The movement advocated a return to the use of craft-based skills and local materials in an honest, simplified manner that avoided the unnecessary ornamentation common in Victorian furniture and decoration. Ironically, the Arts and Crafts movement generated a loosely picturesque style that was quickly adopted by speculative developers and mass producers of furniture and decorative objects. In Ireland, the Arts and Crafts style usually manifested itself in the use of oak-boarded doors, leaded casement windows, open timber porches, terracotta roof tiles and wall cladding, and gabled roofs with overhanging eaves.
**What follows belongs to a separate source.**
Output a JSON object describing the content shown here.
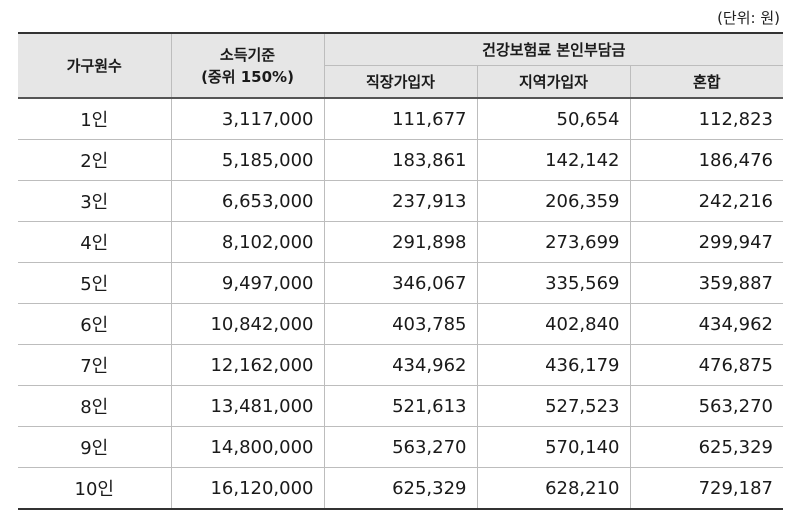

There was also a revived interest in the architecture of the Queen Anne and the Adam style at this time. This saw the use of brick walls with contrasting pale stone and terracotta detailing, small-paned windows instead of plate glass sash windows, Georgian-style fanlights and Adamesque neoclassical plasterwork and chimneypieces. Buildings such as Rathmines Carnegie Library (opposite) and Government Buildings, Merrion Street are good examples of the classical revival.
Mid 20th-century (1918-1945)
Between the two world wars, many buildings continued to be built in a distilled version of the Edwardian style, with timber casements, bay windows, tiled roofs and walls with contrasting brick, terracotta tiles and pebble-dash finishes. A small but precious number were designed in the Art Deco and Modern Movement styles which tended to be much more popular in England and on the continent. These buildings are immediately recognisable with their smooth white walls, flat roofs, balconies, steel windows (often with distinctive horizontal glazing bars) and corner-set windows. Surprisingly, they were generally built in a traditional manner with solid, brick walls and timber-framed floors and roofs.
However, by the late 1930s, reinforced concrete was increasingly used for flat roofs and balconies, mass-concrete for the construction of walls, and later, cavity wall construction was developed which is now a conventional form of wall construction.
Late 20th-century modernisim
International modernism first burst confidently onto the scene in Dublin in the 1940s with the construction of the pioneering Busáras and Dublin Airport terminal. However, it was not until the opening up of Ireland's economy in the 1960s that the style flourished in the form of speculative office building, which advanced during the 1970s and the 1980s in tandem with the vagaries of the property market.
Many buildings erected at this time were purpose-built corporate headquarters, such as the former Bank of Ireland offices on Baggot Street designed by Scott Tallon Walker (now Miesian Plaza) and the AIB Bankcentre by Robinson, Keefe & Devane. These were often designed within the framework of international moderisim set by architects such as Mies Van Der Rohe. However, many other office buildings were cheaply built, speculative affairs exploiting the economies of mass concrete, steel and proprietary cladding systems.
The strong sculptural form of many of these buildings is beginning to be appreciated at a time when they fate increasingly hangs in the balance with the pressures of redevelopment. Already, a number of 1970s office buildings on streets such as Molesworth Street and Nassau Street have already been replaced with new 'Grade A' office buildings that conform to new standards of amenity, flexibility and energy efficiency.